The rapid advancement of large models, driven by their exceptional abilities in learning and generalization through large-scale pre-training, has reshaped the landscape of Artificial Intelligence (AI). These models are now foundational to a wide range of applications, including conversational AI, recommendation systems, autonomous driving, content generation, medical diagnostics, and scientific discovery. However, their widespread deployment also exposes them to significant safety risks, raising concerns about robustness, reliability, and ethical implications.

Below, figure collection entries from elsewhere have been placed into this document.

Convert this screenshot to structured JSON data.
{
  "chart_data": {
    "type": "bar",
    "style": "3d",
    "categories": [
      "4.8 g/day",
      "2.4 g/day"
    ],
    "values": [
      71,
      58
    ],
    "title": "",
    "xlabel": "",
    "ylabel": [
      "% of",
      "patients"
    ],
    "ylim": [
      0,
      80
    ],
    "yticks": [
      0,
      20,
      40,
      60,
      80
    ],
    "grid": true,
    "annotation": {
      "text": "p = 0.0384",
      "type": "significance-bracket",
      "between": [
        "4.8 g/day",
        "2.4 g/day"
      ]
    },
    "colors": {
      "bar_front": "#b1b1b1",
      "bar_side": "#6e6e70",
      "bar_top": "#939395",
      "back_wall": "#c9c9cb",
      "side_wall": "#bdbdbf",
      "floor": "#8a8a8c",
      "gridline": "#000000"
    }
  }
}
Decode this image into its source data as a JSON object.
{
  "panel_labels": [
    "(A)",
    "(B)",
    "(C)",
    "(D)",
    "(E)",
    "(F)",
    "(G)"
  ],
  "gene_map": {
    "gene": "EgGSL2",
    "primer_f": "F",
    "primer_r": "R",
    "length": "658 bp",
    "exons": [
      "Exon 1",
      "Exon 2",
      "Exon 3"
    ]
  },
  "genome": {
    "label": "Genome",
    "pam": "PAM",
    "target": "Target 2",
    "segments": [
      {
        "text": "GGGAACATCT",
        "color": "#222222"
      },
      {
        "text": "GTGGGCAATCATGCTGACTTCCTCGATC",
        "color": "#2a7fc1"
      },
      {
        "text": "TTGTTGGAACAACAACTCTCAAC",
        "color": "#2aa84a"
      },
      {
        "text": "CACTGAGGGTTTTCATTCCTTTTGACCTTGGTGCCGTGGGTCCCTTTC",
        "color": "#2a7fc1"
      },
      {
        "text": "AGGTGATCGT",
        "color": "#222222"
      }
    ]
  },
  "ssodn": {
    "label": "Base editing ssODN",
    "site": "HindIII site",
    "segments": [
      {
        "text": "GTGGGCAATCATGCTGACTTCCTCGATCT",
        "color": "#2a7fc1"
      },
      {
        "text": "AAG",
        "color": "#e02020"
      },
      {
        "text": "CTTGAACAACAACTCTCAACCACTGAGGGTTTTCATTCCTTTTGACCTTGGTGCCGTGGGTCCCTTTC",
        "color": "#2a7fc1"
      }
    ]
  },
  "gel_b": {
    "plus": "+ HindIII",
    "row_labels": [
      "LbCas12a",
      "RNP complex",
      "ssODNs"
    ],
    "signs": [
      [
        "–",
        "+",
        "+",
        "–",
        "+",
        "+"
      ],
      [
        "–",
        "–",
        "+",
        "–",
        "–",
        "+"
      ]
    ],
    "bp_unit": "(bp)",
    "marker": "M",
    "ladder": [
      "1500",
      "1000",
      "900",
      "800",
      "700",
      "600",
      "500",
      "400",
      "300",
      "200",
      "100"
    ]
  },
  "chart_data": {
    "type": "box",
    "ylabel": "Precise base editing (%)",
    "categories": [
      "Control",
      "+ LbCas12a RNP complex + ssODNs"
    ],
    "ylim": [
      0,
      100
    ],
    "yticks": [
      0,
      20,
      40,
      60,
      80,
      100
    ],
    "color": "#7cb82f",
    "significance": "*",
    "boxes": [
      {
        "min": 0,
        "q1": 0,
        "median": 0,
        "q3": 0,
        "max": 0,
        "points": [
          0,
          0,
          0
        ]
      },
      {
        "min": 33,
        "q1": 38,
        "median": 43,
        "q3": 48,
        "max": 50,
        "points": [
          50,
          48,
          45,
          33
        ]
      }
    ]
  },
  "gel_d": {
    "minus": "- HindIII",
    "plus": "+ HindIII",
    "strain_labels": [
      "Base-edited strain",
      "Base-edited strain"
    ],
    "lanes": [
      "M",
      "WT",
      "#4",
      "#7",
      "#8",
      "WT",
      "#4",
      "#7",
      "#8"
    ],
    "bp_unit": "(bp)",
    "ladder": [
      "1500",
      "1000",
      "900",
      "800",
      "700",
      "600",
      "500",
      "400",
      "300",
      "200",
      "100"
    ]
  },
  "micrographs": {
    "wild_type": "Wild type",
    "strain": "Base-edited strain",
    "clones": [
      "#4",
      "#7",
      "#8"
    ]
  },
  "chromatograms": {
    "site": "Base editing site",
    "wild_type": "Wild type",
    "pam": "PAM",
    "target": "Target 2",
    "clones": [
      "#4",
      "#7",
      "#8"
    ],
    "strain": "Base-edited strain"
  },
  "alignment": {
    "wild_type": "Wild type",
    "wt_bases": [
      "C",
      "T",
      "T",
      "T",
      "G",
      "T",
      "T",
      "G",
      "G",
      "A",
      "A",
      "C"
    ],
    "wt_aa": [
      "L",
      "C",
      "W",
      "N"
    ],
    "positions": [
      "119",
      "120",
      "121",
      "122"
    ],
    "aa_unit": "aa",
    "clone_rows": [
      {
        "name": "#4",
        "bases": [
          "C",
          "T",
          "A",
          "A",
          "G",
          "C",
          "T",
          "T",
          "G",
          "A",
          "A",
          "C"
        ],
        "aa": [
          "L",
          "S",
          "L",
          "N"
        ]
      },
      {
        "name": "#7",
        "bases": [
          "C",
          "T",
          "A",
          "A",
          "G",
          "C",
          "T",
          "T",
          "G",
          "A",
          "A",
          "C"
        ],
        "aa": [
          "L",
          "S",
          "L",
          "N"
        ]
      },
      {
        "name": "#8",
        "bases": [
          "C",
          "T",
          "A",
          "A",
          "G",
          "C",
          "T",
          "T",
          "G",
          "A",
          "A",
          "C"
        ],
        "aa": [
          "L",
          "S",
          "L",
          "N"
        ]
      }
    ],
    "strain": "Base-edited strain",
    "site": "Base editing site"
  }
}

This monograph provides a systematic review of current safety research on large models, covering Vision Foundation Models (VFMs), Large Language Models (LLMs), Vision-Language Pre-training (VLP) models, Vision-Language Models (VLMs), Diffusion Models (DMs), and large-model-powered Agents.
The monograph covers the following topics: (1) A comprehensive taxonomy of safety threats to these models is presented, including adversarial attacks, data poisoning, backdoor attacks, jailbreak and prompt injection attacks, energy-latency attacks, data and model extraction attacks, and emerging agent-specific threats. (2) Defense strategies proposed for each type of attack, if available, are reviewed, and the commonly used datasets and benchmarks for safety research are summarized. (3) Building on this, open challenges in large model safety are identified and discussed, emphasizing the need for comprehensive safety evaluations, scalable and effective defense mechanisms, and sustainable data practices. More importantly, the necessity of collective efforts from the research community and international collaboration is highlighted. This monograph can serve as a useful reference for researchers and practitioners, fostering the ongoing development of comprehensive defense systems and platforms to safeguard AI models.